Digital Rights Watch and Electronic Frontiers Australia urge the Australian Government to reinstate phone and internet access to asylum seekers

Digital Rights Watch and Electronic Frontiers Australia urge the Australian Government to ensure that the human rights of asylum seekers and refugees being held in offshore detention camps on Manus Island (Papua New Guinea) and Nauru are respected.

The Australian Government’s offshore processing system which has established these camps has resulted in violations of various rights protected under international human rights treaties to which Australia is a party, including the Universal Declaration of Human Rights (UDHR) and the International Convention on Civil and Political Rights (ICCPR).

Angela Daly from Digital Rights Watch said:

‘The United Nations High Commissioner for Refugees has made it very clear that Australia has an ongoing responsibility to the individuals whom it has transferred to Manus and Nauru under this system. This includes their right to communicate by phone and Internet.’
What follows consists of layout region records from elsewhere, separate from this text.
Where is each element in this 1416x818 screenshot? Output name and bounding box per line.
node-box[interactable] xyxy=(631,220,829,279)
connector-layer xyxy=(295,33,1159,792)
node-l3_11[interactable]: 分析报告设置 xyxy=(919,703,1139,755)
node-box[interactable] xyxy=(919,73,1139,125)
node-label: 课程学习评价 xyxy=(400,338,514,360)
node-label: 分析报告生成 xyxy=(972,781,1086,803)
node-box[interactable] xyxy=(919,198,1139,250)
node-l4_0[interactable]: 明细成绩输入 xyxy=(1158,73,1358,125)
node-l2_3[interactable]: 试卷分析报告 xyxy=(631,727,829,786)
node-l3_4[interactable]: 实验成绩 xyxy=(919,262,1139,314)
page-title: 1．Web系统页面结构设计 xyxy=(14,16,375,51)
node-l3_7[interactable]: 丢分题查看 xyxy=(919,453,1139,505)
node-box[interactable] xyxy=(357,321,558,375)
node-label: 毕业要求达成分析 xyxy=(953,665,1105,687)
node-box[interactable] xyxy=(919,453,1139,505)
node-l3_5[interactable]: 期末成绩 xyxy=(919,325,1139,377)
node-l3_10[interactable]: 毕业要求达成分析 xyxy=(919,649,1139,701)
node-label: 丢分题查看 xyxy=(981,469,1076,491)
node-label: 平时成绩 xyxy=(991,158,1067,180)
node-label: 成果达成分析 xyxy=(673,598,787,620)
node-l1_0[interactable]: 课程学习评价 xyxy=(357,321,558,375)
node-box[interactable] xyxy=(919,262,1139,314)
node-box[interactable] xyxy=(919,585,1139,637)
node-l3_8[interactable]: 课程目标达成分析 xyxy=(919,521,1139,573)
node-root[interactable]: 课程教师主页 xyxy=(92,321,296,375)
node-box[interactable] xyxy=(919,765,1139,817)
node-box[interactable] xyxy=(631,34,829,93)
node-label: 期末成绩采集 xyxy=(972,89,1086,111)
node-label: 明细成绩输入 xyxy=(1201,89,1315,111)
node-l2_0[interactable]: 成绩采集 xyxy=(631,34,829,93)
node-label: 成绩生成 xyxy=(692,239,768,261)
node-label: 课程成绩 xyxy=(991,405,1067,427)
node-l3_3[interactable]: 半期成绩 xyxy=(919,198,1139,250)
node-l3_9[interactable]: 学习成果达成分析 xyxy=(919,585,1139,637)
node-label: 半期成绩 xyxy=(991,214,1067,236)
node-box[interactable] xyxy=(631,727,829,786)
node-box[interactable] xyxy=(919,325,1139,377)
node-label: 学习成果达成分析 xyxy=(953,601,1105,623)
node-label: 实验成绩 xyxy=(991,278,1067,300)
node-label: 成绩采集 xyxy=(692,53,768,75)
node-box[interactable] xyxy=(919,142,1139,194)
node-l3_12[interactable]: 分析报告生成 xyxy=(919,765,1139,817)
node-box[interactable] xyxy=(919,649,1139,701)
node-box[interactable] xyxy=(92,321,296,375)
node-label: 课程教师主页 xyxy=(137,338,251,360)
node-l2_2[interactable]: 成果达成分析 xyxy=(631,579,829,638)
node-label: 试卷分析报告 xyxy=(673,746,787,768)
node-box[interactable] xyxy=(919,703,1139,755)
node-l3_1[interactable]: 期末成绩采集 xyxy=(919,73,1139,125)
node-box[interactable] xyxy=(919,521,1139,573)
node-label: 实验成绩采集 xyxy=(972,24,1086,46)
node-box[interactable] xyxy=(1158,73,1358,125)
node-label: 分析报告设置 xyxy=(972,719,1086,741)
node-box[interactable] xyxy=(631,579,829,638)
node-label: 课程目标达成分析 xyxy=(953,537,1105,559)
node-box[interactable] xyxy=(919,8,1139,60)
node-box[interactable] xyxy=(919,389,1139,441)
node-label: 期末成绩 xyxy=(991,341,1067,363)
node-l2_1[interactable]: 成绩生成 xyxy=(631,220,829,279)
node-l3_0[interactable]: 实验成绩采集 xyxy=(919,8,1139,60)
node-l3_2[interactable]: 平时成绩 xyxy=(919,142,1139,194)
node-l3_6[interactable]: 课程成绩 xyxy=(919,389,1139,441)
EFA Chair Lyndsey Jackson said:

“The detainees on Manus and Nauru do not have adequate access to phone and Internet communications, in breach of their right to free expression. Australia needs to honour its obligations under these treaties, in particular Article 19 of the UDHR and ICCPR which guarantees the right to free expression, including the freedom to seek, receive and impart information and ideas of all kinds. In particular, Australia should reinstate asylum seekers phone and internet communications in the Manus Island camp, which have recently been removed.”